Many financial advisors say they never planned to enter the industry; that an unexpected series of events led them into the business. But that was not the case for Millicent Hicks. After a physics teacher turned a grade 11 class into a lesson on investing, Hicks was hooked and became determined to make a career in financial services.
Growing up, Hicks’ family did not have the most healthy relationship with money, which made the stability associated with financial planning and investing even more appealing.
“I liked the idea of putting my financial future in my own hands,” says Hicks, who is now a wealth advisor at ScotiaMcLeod. “I’ve been investing since I was 16 and have always been in the financial sector. Being able to help other people with their complex planning needs and achieving their goals… I get a lot of pleasure from that.”

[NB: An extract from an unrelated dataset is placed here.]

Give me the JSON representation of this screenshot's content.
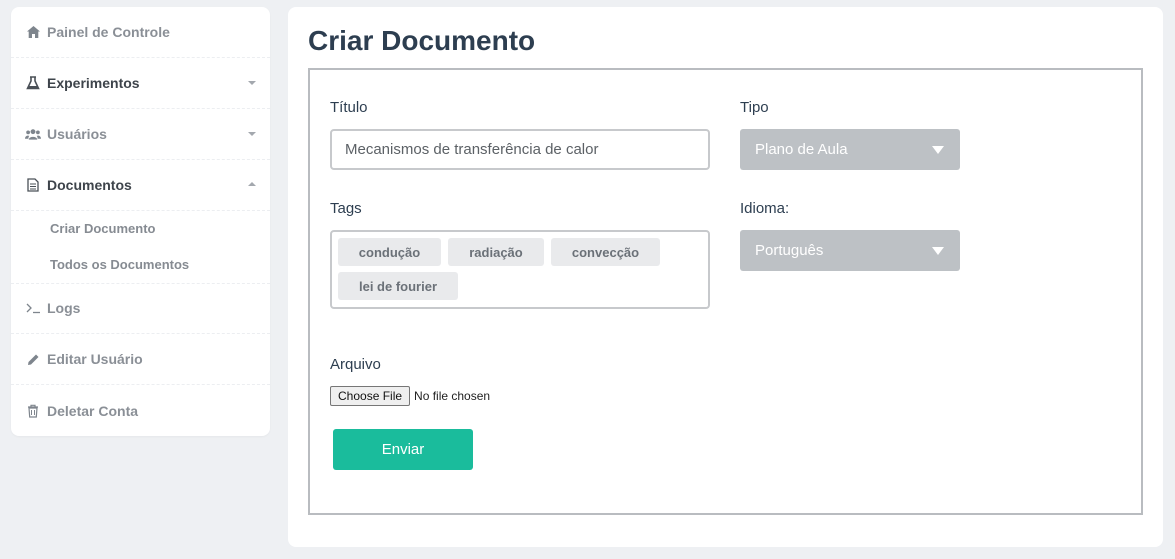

Named as Young Gun of the Year at the recent WP Awards, Hicks operates in Newfoundland and enjoys working in a relatively smaller community compared with many of Canada’s other top performing advisors. Business owners account for the biggest portion of her client base, but Hicks has also emerged as a specialist in servicing other clients with specific needs, including wealthy widows, dual white collar professionals and fishermen.
“The business is very referral based in Newfoundland and that’s good for me,” Hicks says. “Being a smaller city, I might have to work a little bit harder to get a quality client but once you have them they become advocates for you. The fishing industry is very small and they talk to each other a lot, so if you pick up one client in that industry and treat them well, the word will spread.”
Loyalty and personal relationships are of utmost importance to Newfoundlanders and by becoming a trusted resource Hicks has been able to achieve impressive growth. She has one client who has referred her to five other households. “Here, when people get to know you and are comfortable with you they will vouch for you,” Hicks says. “If someone thinks you do good work, they won’t have a problem sharing that. It’s almost like you can have a group of people working for you in the little nooks and crannies of your business.”
It’s not been all smooth sailing for Hicks, though. When a previous advisory partnership dissolved, Hicks was unsure of how things would pan out. The other party was the bigger part of the partnership and Hicks was concerned for her future in the business. “It was highly stressful both personally and professionally,” Hicks says. “But, I put my head down, worked hard and have tripled my business since then. My ethical standards are high and since the partnership dissolved I’ve been able to do what works for me and, mainly, my clients.”
Hicks has operated a fee-based practice for more than five years and feels largely unaffected by recent regulatory changes. She supports increased regulation and believes that advisors who don’t put their clients first will begin to be found out, which will create more opportunity for those who do. She tells other advisors: “never put commission ahead of your clients”.
“If you put your clients first and you’re doing good work, the rest will follow,” Hicks says. “I have very meaningful referral sources and my clients are advocates for me. When you build those tight relationships, people will talk about you.”